Can ML systems be trusted on their own?

Abstract

AI systems fail all of the time, which is only a bad thing when a failure is not caught. Failing can be good—it helps us (and AI systems) learn to make better decisions—failing to catch a failure is not. As AI systems automate more work, they have more agency over larger parts of a business, so we need to make sure that their decisions are made accurately. We also should not assume that the decision it makes is always correct. Right now, AI is failing because there’s too little content, it goes out of date quickly, and it doesn’t have the needed level of empathy to be successful—and the maintenance requirement to fix these problems is high, making it a significant barrier to entry for many companies. A team of MIT and IBM Watson researchers is building an efficient, general framework for quantifying how easily deep neural networks can be tricked or misled into making mistakes.
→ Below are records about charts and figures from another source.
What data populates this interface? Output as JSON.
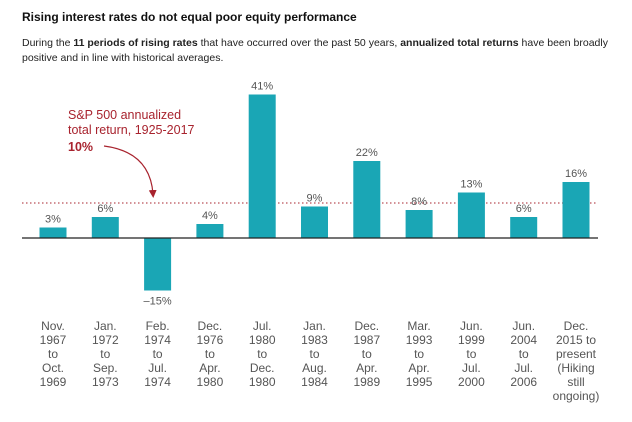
{
  "title": "Rising interest rates do not equal poor equity performance",
  "subtitle": {
    "part1": "During the ",
    "bold1": "11 periods of rising rates",
    "part2": " that have occurred over the past 50 years, ",
    "bold2": "annualized total returns",
    "part3": " have been broadly positive and in line with historical averages."
  },
  "colors": {
    "bar": "#1aa6b5",
    "reference": "#a8232e",
    "text": "#555555",
    "axis": "#222222"
  },
  "chart_data": {
    "type": "bar",
    "categories": [
      [
        "Nov.",
        "1967",
        "to",
        "Oct.",
        "1969"
      ],
      [
        "Jan.",
        "1972",
        "to",
        "Sep.",
        "1973"
      ],
      [
        "Feb.",
        "1974",
        "to",
        "Jul.",
        "1974"
      ],
      [
        "Dec.",
        "1976",
        "to",
        "Apr.",
        "1980"
      ],
      [
        "Jul.",
        "1980",
        "to",
        "Dec.",
        "1980"
      ],
      [
        "Jan.",
        "1983",
        "to",
        "Aug.",
        "1984"
      ],
      [
        "Dec.",
        "1987",
        "to",
        "Apr.",
        "1989"
      ],
      [
        "Mar.",
        "1993",
        "to",
        "Apr.",
        "1995"
      ],
      [
        "Jun.",
        "1999",
        "to",
        "Jul.",
        "2000"
      ],
      [
        "Jun.",
        "2004",
        "to",
        "Jul.",
        "2006"
      ],
      [
        "Dec.",
        "2015 to",
        "present",
        "(Hiking",
        "still",
        "ongoing)"
      ]
    ],
    "values": [
      3,
      6,
      -15,
      4,
      41,
      9,
      22,
      8,
      13,
      6,
      16
    ],
    "value_labels": [
      "3%",
      "6%",
      "–15%",
      "4%",
      "41%",
      "9%",
      "22%",
      "8%",
      "13%",
      "6%",
      "16%"
    ],
    "reference_line": {
      "value": 10,
      "label_lines": [
        "S&P 500 annualized",
        "total return, 1925-2017"
      ],
      "value_label": "10%",
      "style": "dotted"
    },
    "ylim": [
      -15,
      41
    ],
    "grid": false
  }
}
Businesses of the future will deploy AI into all facets of their organizations and will need to have a framework where they can transparently understand the risk for error in their machine learning models, see when a system makes a mistake, and know how to fix it. The key is in keeping humans in the loop. In this session, Antony Brydon, CEO at Directly, will discuss how making humans a critical part of AI is key to learning from AI failure.


Who is this presentation for?
Business executives


Prerequisite knowledge:
No


What you'll learn?
Why humans are a critical part of AI learning

Profile

Antony Brydon is the CEO and co-founder of Directly, a leader in customer support automation that works with enterprise companies to launch and train virtual agents that double their automation rate. Companies like Airbnb, Microsoft and Samsung use Directly’s expert-in-the-loop AI platform to tap the expertise of their most experienced customers, delivering content, training and answers to their virtual agent to significantly boost performance. Prior to founding Directly in 2011, Antony served as: - Acting CEO for ShopWell, a web and mobile site focused on personal nutrition and food shopping; - Partner at Social Venture Partners, an LLC to invest in and develop internet companies; - CEO and Co-founder of Visible Path, a corporate social networking company funded by Kleiner Perkins and acquired by the Hoovers division of Dun & Bradstreet in January 2008; and - CEO and marketing lead for one of the first music websites, IUMA, which was acquired by EMusic in 1999. Antony graduated from Yale University with a BA in Psychology and Philosophy, and currently resides in San Francisco, CA.